The concentrations of dopamine (DA) in pituitary stalk plasma and the number of DA D-2 receptor sites in the anterior pituitary gland were evaluated in ovariectomized (OVX) rats treated for 48-78 h with estradiol (E2) or vehicle and for 2-30 h with progesterone (P) or vehicle. Only the combined administration of E2 for 72-78 h and P for 24-30 h altered the release of DA into pituitary stalk blood and the number of dopaminergic binding sites in the anterior pituitary gland. The DA concentrations in pituitary stalk plasma 72 h after initiation of treatment were 1.9 +/- 0.3 (mean +/- SEM), 2.6 +/- 0.2, and 2.4 +/- 0.3 ng/ml in OVX rats treated with vehicle, E2, and P alone, respectively, and were increased significantly to 4.3 +/- 0.4 ng/ml in E2- and P-treated rats. The binding of [3H] spiperone to DA D-2 receptors was measured by a single point assay in homogenates of the individual anterior pituitary glands obtained from the same rats. Anterior pituitary tissue was incubated with 0.4 nM [3H]spiperone in the presence or absence of 10(-6) M (+)butaclamol. Binding was similar in all animals except those treated with E2 and P, in which a significant increase occurred. Three days after initiation of treatment, binding was equivalent to 49.8 +/- 5.8, 51.3 +/- 5.1, and 55.4 +/- 4.9 fmol/mg protein in OVX rats treated with vehicle, E2, and P, respectively. In contrast, a significant increase in binding to 83.7 +/- 4.6 fmol/mg protein was observed in rats given E2 and P. No differences in either parameter were apparent 48 h after starting the steroid/vehicle treatment, nor were there any differences between morning and afternoon values in any single group.
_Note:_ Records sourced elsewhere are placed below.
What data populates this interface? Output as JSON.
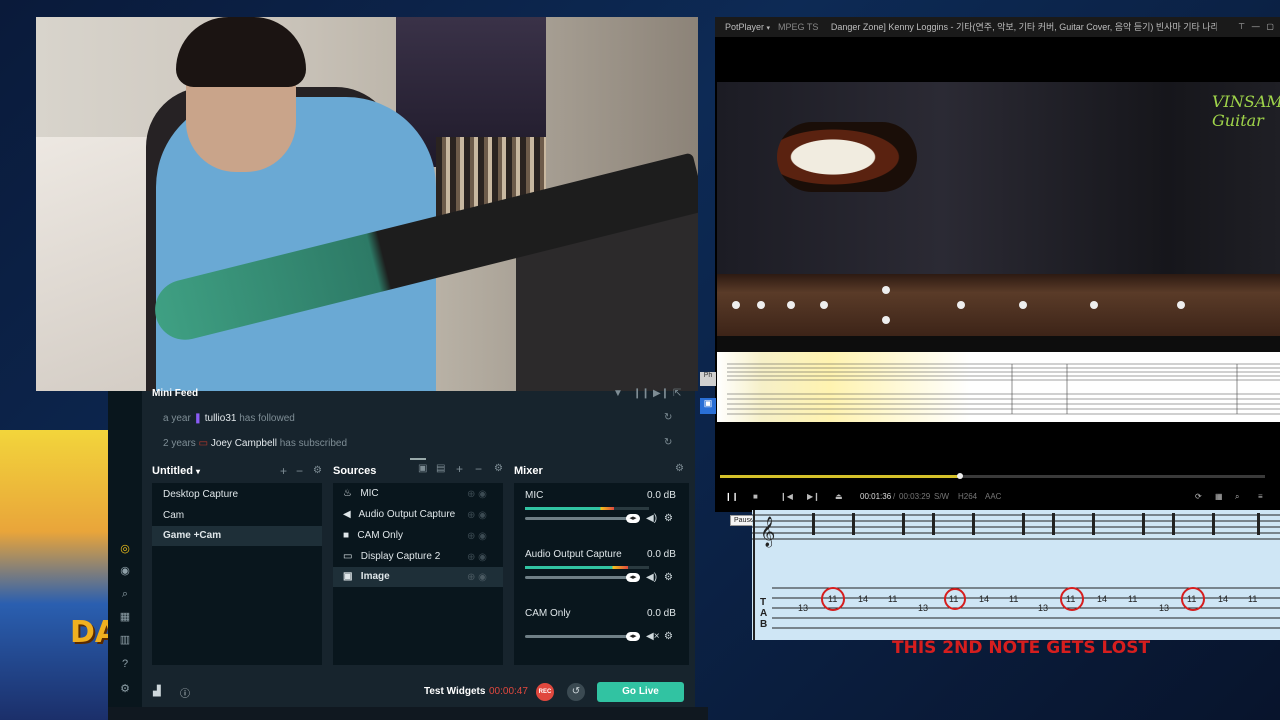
{
  "feed": {
    "title": "Mini Feed",
    "rows": [
      {
        "time": "a year",
        "user": "tullio31",
        "action": "has followed"
      },
      {
        "time": "2 years",
        "user": "Joey Campbell",
        "action": "has subscribed"
      }
    ]
  },
  "scenes": {
    "title": "Untitled",
    "items": [
      "Desktop Capture",
      "Cam",
      "Game +Cam"
    ],
    "selected": 2
  },
  "sources": {
    "title": "Sources",
    "items": [
      "MIC",
      "Audio Output Capture",
      "CAM Only",
      "Display Capture 2",
      "Image"
    ],
    "selected": 4
  },
  "mixer": {
    "title": "Mixer",
    "channels": [
      {
        "name": "MIC",
        "db": "0.0 dB",
        "level": 0.72
      },
      {
        "name": "Audio Output Capture",
        "db": "0.0 dB",
        "level": 0.83
      },
      {
        "name": "CAM Only",
        "db": "0.0 dB",
        "level": 0
      }
    ]
  },
  "footer": {
    "test_widgets": "Test Widgets",
    "timer": "00:00:47",
    "rec": "REC",
    "go_live": "Go Live"
  },
  "player": {
    "app": "PotPlayer",
    "format": "MPEG TS",
    "title": "Danger Zone] Kenny Loggins - 기타(연주, 악보, 기타 커버, Guitar Cover, 음악 듣기) 빈사마 기타 나라(1:",
    "current": "00:01:36",
    "total": "00:03:29",
    "progress": 0.44,
    "tags": [
      "S/W",
      "H264",
      "AAC"
    ],
    "tooltip": "Pause",
    "logo": "VINSAM Guitar"
  },
  "tab_caption": "THIS 2ND NOTE GETS LOST",
  "art_text": "DA",
  "colors": {
    "accent": "#31c3a2",
    "rec": "#e0483e",
    "caption": "#d61e1e"
  }
}
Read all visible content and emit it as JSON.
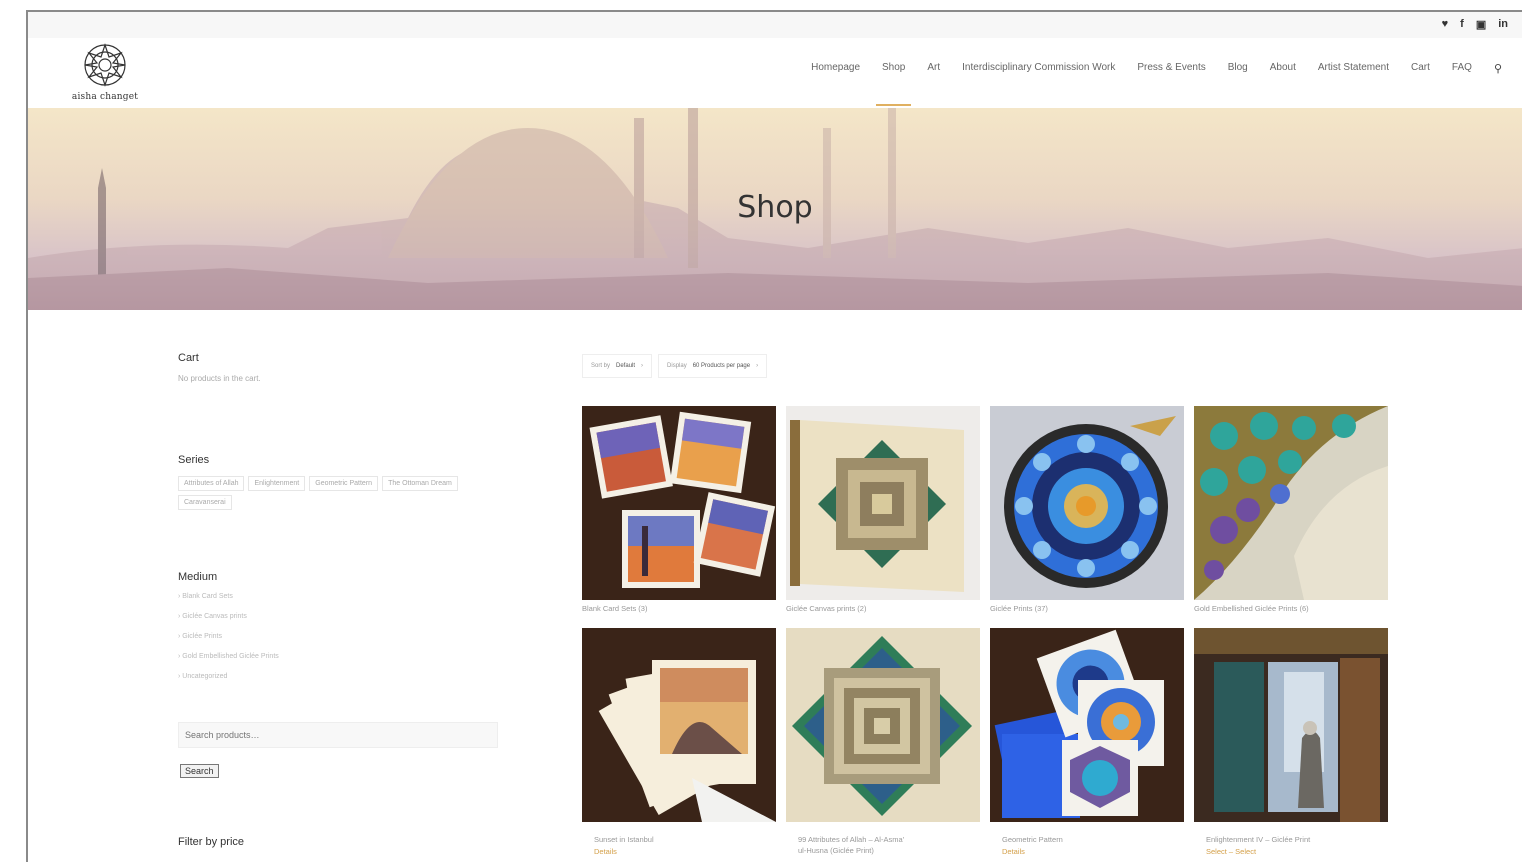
{
  "social": {
    "icons": [
      "twitter-icon",
      "facebook-icon",
      "instagram-icon",
      "linkedin-icon"
    ],
    "glyphs": [
      "❤",
      "f",
      "▣",
      "in"
    ]
  },
  "header": {
    "logo_text": "aisha changet",
    "nav": [
      "Homepage",
      "Shop",
      "Art",
      "Interdisciplinary Commission Work",
      "Press & Events",
      "Blog",
      "About",
      "Artist Statement",
      "Cart",
      "FAQ"
    ],
    "active_index": 1
  },
  "banner": {
    "title": "Shop"
  },
  "sidebar": {
    "cart_title": "Cart",
    "cart_text": "No products in the cart.",
    "series_title": "Series",
    "series_tags": [
      "Attributes of Allah",
      "Enlightenment",
      "Geometric Pattern",
      "The Ottoman Dream",
      "Caravanserai"
    ],
    "medium_title": "Medium",
    "medium_items": [
      "Blank Card Sets",
      "Giclée Canvas prints",
      "Giclée Prints",
      "Gold Embellished Giclée Prints",
      "Uncategorized"
    ],
    "search_placeholder": "Search products…",
    "search_button": "Search",
    "filter_title": "Filter by price"
  },
  "sort": {
    "sort_prefix": "Sort by",
    "sort_value": "Default",
    "display_prefix": "Display",
    "display_value": "60 Products per page"
  },
  "products_row1": [
    {
      "caption": "Blank Card Sets (3)"
    },
    {
      "caption": "Giclée Canvas prints (2)"
    },
    {
      "caption": "Giclée Prints (37)"
    },
    {
      "caption": "Gold Embellished Giclée Prints (6)"
    }
  ],
  "products_row2": [
    {
      "caption": "Sunset in Istanbul",
      "price": "Details"
    },
    {
      "caption": "99 Attributes of Allah – Al-Asma'",
      "caption_line2": "ul-Husna (Giclée Print)"
    },
    {
      "caption": "Geometric Pattern",
      "price": "Details"
    },
    {
      "caption": "Enlightenment IV – Giclée Print",
      "price": "Select – Select"
    }
  ]
}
Scatchard analyses were made on the binding kinetics of DA receptors in anterior pituitary glands obtained from additional rats, and 1.5- to 2-fold increases in the density of sites were observed in animals that had received both E2 and P, while the apparent affinity of the receptors was unchanged. We conclude that treatment with the combination of E2 and P is required to increase the release of DA into hypophysial portal blood and that it also increases the density of DA receptors within the anterior pituitary gland.